KeyKy commented 7 years ago

@oyxhust Did your ssd converge? Could you share your dataset.py? I also train a one class ssd on fddb but Train-ObjectAcc=0.026159.

oyxhust commented 7 years ago

@BunnyShan Thank you a lot! @KeyKy It can converge. My 'dataset.py' just refers to the examples, and it is not very complex. I think the reason may not be "dataset.py" which is just the input file. I think you should check some mistake like that you mistake the x location as y.

xinghedyc commented 7 years ago

@oyxhust Hi, I'm also using ssd to detect text on ICDAR2013 dataset, I changed the dataset to pascal-voc format , so I only need change the data path of the imdb. But I find it's hard to get converged, this is the result after 100 epochs with learning rate 0.0005:

default

and 300 epochs seems not to make much difference. Could you share your hyper-parameters or offer some help? BTW I'm using the latest mxnet version. thanks you very much!

oyxhust commented 7 years ago

@xinghedyc 1、 I don't train my model directly on ICDAR, because it is not big enough. I suggest that you can train your model on SynthText, and then fine tune it on ICDAR. In this way, I believe you can gain a good performance. 2、 For the hyper-parameters setting, if you use this model for some application like license plate detection, I think the original SSD model is enough. If you want to get a better performance, you can refer to this paper (http://mc.eistar.net/UpLoadFiles/Papers/TextBoxes-AAAI17-draft.pdf) which is from my friend's lab in HUST. It can be very easy to realize, you just need to change some size of convolution kernel and default boxes to make them more suitable for text detection.

xinghedyc commented 7 years ago

@oyxhust Thanks for your reply!

rongrongxiangxin commented 7 years ago

@oyxhust I got the same error as follows. How to solve this problem?

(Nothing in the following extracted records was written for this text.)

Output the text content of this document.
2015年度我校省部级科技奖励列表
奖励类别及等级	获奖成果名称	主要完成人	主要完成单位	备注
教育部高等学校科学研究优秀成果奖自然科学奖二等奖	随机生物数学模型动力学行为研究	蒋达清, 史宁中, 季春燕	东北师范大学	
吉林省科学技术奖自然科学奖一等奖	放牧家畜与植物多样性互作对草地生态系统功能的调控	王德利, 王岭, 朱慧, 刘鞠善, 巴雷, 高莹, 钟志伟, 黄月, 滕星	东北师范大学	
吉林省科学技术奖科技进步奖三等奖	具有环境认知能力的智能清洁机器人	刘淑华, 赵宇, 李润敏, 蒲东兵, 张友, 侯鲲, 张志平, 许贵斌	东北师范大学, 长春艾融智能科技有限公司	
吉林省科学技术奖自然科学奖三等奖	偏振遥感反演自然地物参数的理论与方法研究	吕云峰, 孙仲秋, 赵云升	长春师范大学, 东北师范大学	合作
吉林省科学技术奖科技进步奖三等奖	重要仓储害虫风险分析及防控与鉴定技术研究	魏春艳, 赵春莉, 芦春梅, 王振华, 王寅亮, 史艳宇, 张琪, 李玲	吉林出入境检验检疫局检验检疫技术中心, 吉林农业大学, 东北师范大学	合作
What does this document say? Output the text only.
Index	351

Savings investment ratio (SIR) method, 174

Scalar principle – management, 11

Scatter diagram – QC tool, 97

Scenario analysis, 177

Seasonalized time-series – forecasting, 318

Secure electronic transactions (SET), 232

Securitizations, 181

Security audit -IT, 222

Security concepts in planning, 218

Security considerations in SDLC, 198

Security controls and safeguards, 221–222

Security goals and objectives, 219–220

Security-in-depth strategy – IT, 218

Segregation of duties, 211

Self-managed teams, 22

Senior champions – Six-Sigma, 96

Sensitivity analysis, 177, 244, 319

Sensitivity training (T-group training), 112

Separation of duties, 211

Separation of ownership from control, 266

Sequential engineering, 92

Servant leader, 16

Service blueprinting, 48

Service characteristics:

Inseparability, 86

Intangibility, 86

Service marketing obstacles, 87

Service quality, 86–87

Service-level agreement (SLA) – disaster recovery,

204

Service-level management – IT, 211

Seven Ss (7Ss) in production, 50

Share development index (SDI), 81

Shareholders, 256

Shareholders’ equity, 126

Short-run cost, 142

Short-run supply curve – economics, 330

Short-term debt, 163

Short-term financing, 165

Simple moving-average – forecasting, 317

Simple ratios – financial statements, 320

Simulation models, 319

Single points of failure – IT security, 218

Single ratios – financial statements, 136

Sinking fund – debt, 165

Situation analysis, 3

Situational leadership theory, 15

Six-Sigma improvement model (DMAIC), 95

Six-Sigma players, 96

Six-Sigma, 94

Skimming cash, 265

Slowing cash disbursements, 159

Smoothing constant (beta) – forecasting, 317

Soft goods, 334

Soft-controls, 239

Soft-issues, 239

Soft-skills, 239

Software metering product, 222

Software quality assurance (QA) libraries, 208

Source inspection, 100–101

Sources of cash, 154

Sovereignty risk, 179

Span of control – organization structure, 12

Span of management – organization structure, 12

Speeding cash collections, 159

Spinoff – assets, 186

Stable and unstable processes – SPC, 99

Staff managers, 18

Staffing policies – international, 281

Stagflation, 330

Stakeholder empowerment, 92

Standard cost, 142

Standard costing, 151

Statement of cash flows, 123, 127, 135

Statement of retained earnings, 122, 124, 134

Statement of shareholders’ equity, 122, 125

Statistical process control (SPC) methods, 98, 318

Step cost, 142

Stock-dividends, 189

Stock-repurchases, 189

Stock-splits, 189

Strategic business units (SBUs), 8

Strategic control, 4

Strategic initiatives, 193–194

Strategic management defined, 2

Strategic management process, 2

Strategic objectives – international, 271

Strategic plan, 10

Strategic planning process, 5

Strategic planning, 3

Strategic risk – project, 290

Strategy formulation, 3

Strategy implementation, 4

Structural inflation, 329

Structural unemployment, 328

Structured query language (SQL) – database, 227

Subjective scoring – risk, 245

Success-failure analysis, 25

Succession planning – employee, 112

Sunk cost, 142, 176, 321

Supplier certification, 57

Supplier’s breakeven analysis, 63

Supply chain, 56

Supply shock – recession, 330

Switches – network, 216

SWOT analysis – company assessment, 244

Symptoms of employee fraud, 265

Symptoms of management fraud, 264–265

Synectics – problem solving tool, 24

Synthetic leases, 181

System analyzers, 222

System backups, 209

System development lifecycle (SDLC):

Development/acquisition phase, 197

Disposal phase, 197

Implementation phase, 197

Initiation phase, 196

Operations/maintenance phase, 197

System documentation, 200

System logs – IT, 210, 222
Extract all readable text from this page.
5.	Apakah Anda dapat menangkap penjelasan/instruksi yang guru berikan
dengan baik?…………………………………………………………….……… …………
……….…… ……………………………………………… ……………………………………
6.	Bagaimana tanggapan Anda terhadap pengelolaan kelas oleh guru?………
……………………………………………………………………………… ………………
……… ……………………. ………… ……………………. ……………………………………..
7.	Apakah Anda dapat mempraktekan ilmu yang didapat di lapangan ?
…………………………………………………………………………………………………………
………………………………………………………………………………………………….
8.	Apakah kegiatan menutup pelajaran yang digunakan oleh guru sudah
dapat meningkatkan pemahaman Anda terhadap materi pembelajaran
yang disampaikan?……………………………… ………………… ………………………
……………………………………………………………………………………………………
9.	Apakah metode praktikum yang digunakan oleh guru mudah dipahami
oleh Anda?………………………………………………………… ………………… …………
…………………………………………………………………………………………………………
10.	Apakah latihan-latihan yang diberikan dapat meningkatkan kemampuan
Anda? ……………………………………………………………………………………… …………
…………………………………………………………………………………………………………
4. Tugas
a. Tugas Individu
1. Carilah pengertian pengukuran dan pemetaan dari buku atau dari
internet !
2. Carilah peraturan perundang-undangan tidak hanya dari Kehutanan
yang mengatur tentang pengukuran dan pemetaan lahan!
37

Thanks.

Traceback (most recent call last): File "demo.py", line 101, in ctx, args.nms_thresh, args.force_nms) File "demo.py", line 44, in get_detector data_shape, mean_pixels, ctx=ctx) File "/home/tx-eva-02/mxnet/example/ssd/detect/detector.py", line 38, in init self.mod.set_params(args, auxs) File "/home/tx-eva-02/mxnet/python/mxnet/module/base_module.py", line 557, in set_params allow_missing=allow_missing, force_init=force_init) File "/home/tx-eva-02/mxnet/python/mxnet/module/module.py", line 264, in init_params _impl(desc, arr, arg_params) File "/home/tx-eva-02/mxnet/python/mxnet/module/module.py", line 252, in _impl cache_arr.copyto(arr) File "/home/tx-eva-02/mxnet/python/mxnet/ndarray.py", line 556, in copyto return _internal._copyto(self, out=other) File "/home/tx-eva-02/mxnet/python/mxnet/_ctypes/ndarray.py", line 131, in generic_ndarray_function c_array(ctypes.c_char_p, [c_str(str(i)) for i in kwargs.values()]))) File "/home/tx-eva-02/mxnet/python/mxnet/base.py", line 77, in check_call raise MXNetError(py_str(_LIB.MXGetLastError())) mxnet.base.MXNetError: [12:21:15] src/ndarray/ndarray.cc:239: Check failed: from.shape() == to->shape() operands shape mismatchfrom.shape = (126,) to.shape=(12,)

123chengbo commented 7 years ago

could you share the ssd_model?,for example baidudisk ..... thank you so much。